Кофемолка - стр. 32
– Нет.
Нам нужен был компактный таксономический хит. Название, которое не только зазывало бы посетителей, но и сразу давало представление о владельцах. Что-то вроде “Этой кофейней владеют и управляют умные, но приветливые люди, которые хоть и не слепо следуют венской традиции кофейного дома, тем не менее считают, что она превосходит свои парижский и римский эквиваленты”. Только чуть покороче.
– Давай выберем что-нибудь простое и односложное, – предложил я.
– Да, это, кажется, все еще в моде, – без энтузиазма отозвалась Нина. В начале десятилетия нью-йоркские едальни захлестнула и пока еще не отпустила волна ложной скромности. Теперь половина ресторанов назывались пресными букварными существительными типа хлеб или поле, что должно было передавать две взаимоисключающие идеи: а) смиренную скромность и б) величие столь сокрушительное, что названия вообще не требуется. Это была более мягкая разновидность феномена Безымянного Бара, из-за которого юноши в костюмах-тройках уже не первый год царапались в двери закрытых бодег и ларьков по всему Нижнему Ист-Сайду.
– А что, по-моему, хорошая идея, – сказал я. – Просто выдох. Последнее слово изнемогающего кофемана. Чашка. Кружка. Пышка. Сушка. Торт. Порт. Корт. Сорт. Куб. Боб.
– Дуб, – сказала Нина. – Лоб. Отдай мне мою “Суперкреольскую Кровавую Мэри”. А как все-таки насчет человеческого имени? Разумеется, не моего или твоего.
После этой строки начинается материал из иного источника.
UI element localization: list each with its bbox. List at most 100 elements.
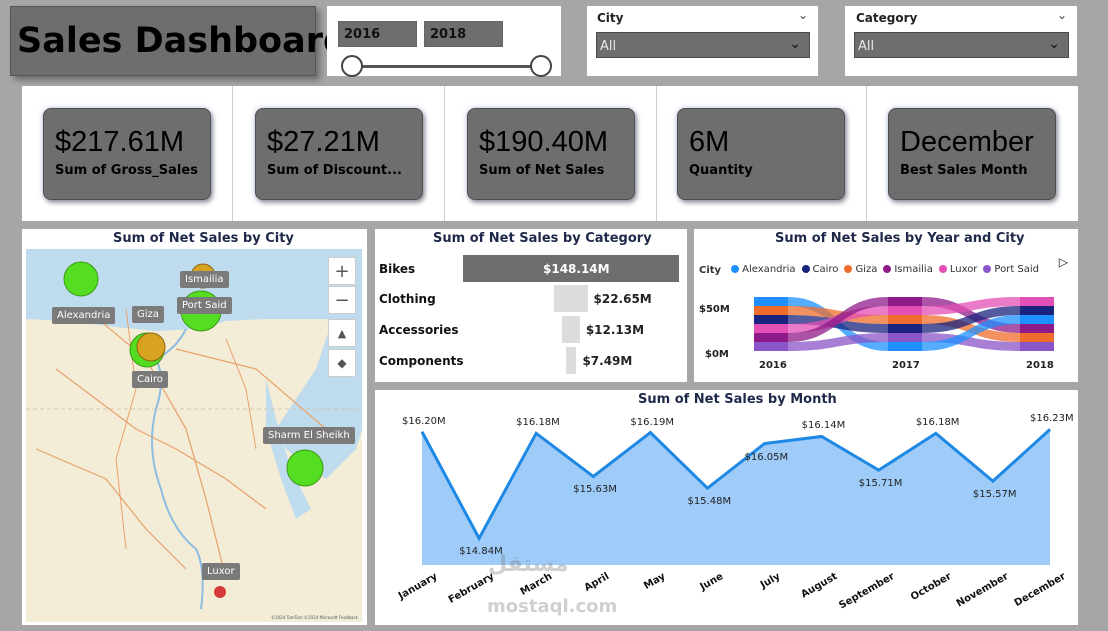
data-point-label: $16.18M — [915, 417, 960, 429]
data-point-label: $15.63M — [573, 484, 617, 496]
legend-item[interactable]: Port Said — [983, 264, 1039, 275]
legend-item[interactable]: Ismailia — [883, 264, 933, 275]
category-bar[interactable] — [463, 255, 679, 282]
data-point-label: $15.71M — [858, 478, 903, 490]
category-bar[interactable] — [562, 316, 580, 343]
ribbon-segment — [888, 342, 922, 351]
ribbon-band — [788, 333, 888, 351]
bubble-alexandria — [63, 261, 99, 297]
zoom-out-button[interactable]: − — [328, 286, 356, 314]
data-point-label: $16.19M — [630, 416, 674, 428]
legend-item[interactable]: Alexandria — [731, 264, 796, 275]
area-fill — [422, 429, 1050, 565]
data-point-label: $16.20M — [402, 415, 446, 427]
city-label-sharm-el-sheikh: Sharm El Sheikh — [263, 427, 355, 444]
year-to-input[interactable]: 2018 — [424, 21, 503, 47]
legend-label: Cairo — [812, 263, 839, 275]
compass-icon[interactable]: ◆ — [328, 349, 356, 377]
legend-label: Giza — [855, 263, 878, 275]
ribbon-segment — [888, 306, 922, 315]
kpi-card-quantity[interactable]: 6M Quantity — [677, 108, 845, 200]
legend-item[interactable]: Luxor — [938, 263, 978, 275]
year-slider-start-handle[interactable] — [341, 55, 363, 77]
ribbon-segment — [888, 315, 922, 324]
year-from-input[interactable]: 2016 — [338, 21, 417, 47]
map-title: Sum of Net Sales by City — [113, 231, 294, 246]
ribbon-chart-title: Sum of Net Sales by Year and City — [775, 231, 1025, 246]
data-point-label: $16.05M — [744, 451, 789, 463]
kpi-strip: $217.61M Sum of Gross_Sales $27.21M Sum … — [22, 86, 1078, 221]
ribbon-band — [922, 333, 1020, 351]
ribbon-band — [922, 306, 1020, 333]
ribbon-segment — [1020, 297, 1054, 306]
ribbon-segment — [754, 306, 788, 315]
legend-dot-icon — [844, 265, 853, 273]
city-label-cairo: Cairo — [132, 371, 168, 388]
legend-item[interactable]: Giza — [844, 264, 877, 275]
kpi-card-net-sales[interactable]: $190.40M Sum of Net Sales — [467, 108, 635, 200]
kpi-label: Sum of Net Sales — [479, 163, 605, 178]
kpi-value: December — [900, 126, 1034, 158]
city-label-ismailia: Ismailia — [180, 271, 229, 288]
data-point-label: $16.14M — [801, 420, 846, 432]
ribbon-segment — [754, 333, 788, 342]
legend-dot-icon — [801, 265, 810, 273]
kpi-value: $217.61M — [55, 126, 184, 158]
ribbon-segment — [754, 324, 788, 333]
kpi-card-discount[interactable]: $27.21M Sum of Discount... — [255, 108, 423, 200]
city-slicer-label: City — [597, 11, 624, 25]
month-chart-panel: Sum of Net Sales by Month $16.20M January… — [375, 390, 1078, 625]
ribbon-segment — [754, 315, 788, 324]
ribbon-segment — [1020, 342, 1054, 351]
page-title: Sales Dashboard — [17, 21, 349, 61]
area-line — [420, 428, 1052, 542]
kpi-value: $190.40M — [479, 126, 608, 158]
kpi-divider — [866, 86, 867, 221]
ribbon-segment — [888, 333, 922, 342]
category-slicer-label: Category — [856, 11, 918, 25]
kpi-label: Sum of Gross_Sales — [55, 163, 198, 178]
map-attribution[interactable]: ©2024 TomTom ©2024 Microsoft Feedback — [271, 615, 358, 620]
dashboard-title-box: Sales Dashboard — [10, 6, 348, 76]
legend-label: Ismailia — [894, 263, 933, 275]
kpi-card-gross-sales[interactable]: $217.61M Sum of Gross_Sales — [43, 108, 211, 200]
category-bar[interactable] — [554, 285, 588, 312]
chevron-down-icon[interactable]: ⌄ — [797, 8, 808, 22]
tilt-button[interactable]: ▲ — [328, 319, 356, 347]
kpi-card-best-month[interactable]: December Best Sales Month — [888, 108, 1056, 200]
month-chart-title: Sum of Net Sales by Month — [638, 392, 837, 407]
x-tick-label: 2016 — [759, 360, 787, 371]
zoom-in-button[interactable]: + — [328, 257, 356, 285]
data-point-label: $15.57M — [972, 489, 1017, 501]
ribbon-segment — [754, 342, 788, 351]
category-label: Bikes — [379, 262, 416, 276]
watermark-latin: mostaql.com — [487, 596, 618, 617]
map-canvas[interactable]: + − ▲ ◆ Alexandria Giza Ismailia Port Sa… — [26, 249, 362, 622]
category-slicer: Category ⌄ All ⌄ — [845, 6, 1077, 76]
category-dropdown[interactable]: All ⌄ — [854, 32, 1069, 58]
legend-dot-icon — [983, 265, 992, 273]
category-bar[interactable] — [565, 347, 577, 374]
kpi-divider — [656, 86, 657, 221]
ribbon-segment — [888, 324, 922, 333]
kpi-value: 6M — [689, 126, 730, 158]
ribbon-legend: City Alexandria Cairo Giza Ismailia Luxor Por… — [699, 258, 1045, 277]
chevron-down-icon[interactable]: ⌄ — [1056, 8, 1067, 22]
category-chart-title: Sum of Net Sales by Category — [433, 231, 652, 246]
legend-label: Luxor — [949, 263, 978, 275]
kpi-divider — [232, 86, 233, 221]
year-slider-track[interactable] — [351, 65, 541, 68]
category-value-label: $148.14M — [543, 262, 610, 276]
legend-next-icon[interactable]: ▷ — [1058, 255, 1068, 269]
chevron-down-icon: ⌄ — [1048, 36, 1060, 52]
kpi-label: Quantity — [689, 163, 753, 178]
year-slider-end-handle[interactable] — [530, 55, 552, 77]
legend-dot-icon — [938, 265, 947, 273]
city-dropdown[interactable]: All ⌄ — [596, 32, 810, 58]
legend-dot-icon — [731, 265, 740, 273]
category-label: Clothing — [379, 292, 436, 306]
legend-item[interactable]: Cairo — [801, 263, 839, 275]
ribbon-band — [922, 297, 1020, 315]
data-point-label: $16.23M — [1030, 413, 1074, 425]
city-slicer: City ⌄ All ⌄ — [587, 6, 818, 76]
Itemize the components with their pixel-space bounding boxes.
– Разумеется. – Любые вариации вокруг “Марка и Нины” или “Шарфа и Ляу” исключались из-за заведомой пошлости самой идеи. Мы не были ни парочкой хиппи, открывающей макробиотический тофу-бар с приклеенным к дверям расписанием классов йоги, ни Дональдом и Иваной Трамп[22].
– Произвольное континентальное имя. Сибил там или Фриц.
– Боюсь, “Фриц” еще не полностью реабилитирован. А “Сибил” звучит как “дебил”.
– Ох, ну ты понимаешь.
Мне казалось, что я уже знаю нужное нам слово, – я только не был уверен, что оно существует. Возможно, его придется выдумать. Я пытался нащупать этакий уютный комок букв, нечто обжитое, устоявшееся, обтреханное даже слегка; почти, но не совсем старомодное; в меру, но не чересчур экзотическое; восточноевропейское, но без советского китча; литературное, но без зауми; нечто, я бы даже сказал, плохо запоминающееся – или, вернее, запоминающееся именно своим нежеланием западать в память. Нечто не слишком сладкозвучное, с зернистой, наждачной фактурой, с польской парой запасных “з” или “ш” или швабским тромбом из четырех согласных посередине.
Внезапно я вспомнил имя, которое подходило под все эти определения. Оно выпрыгнуло на меня из недавно прочитанной книги Гарольда Зегеля “Остроумцы венской кофейни, 1890–1938” (вторая дата была разумным моментом, чтобы перестать остроумничать).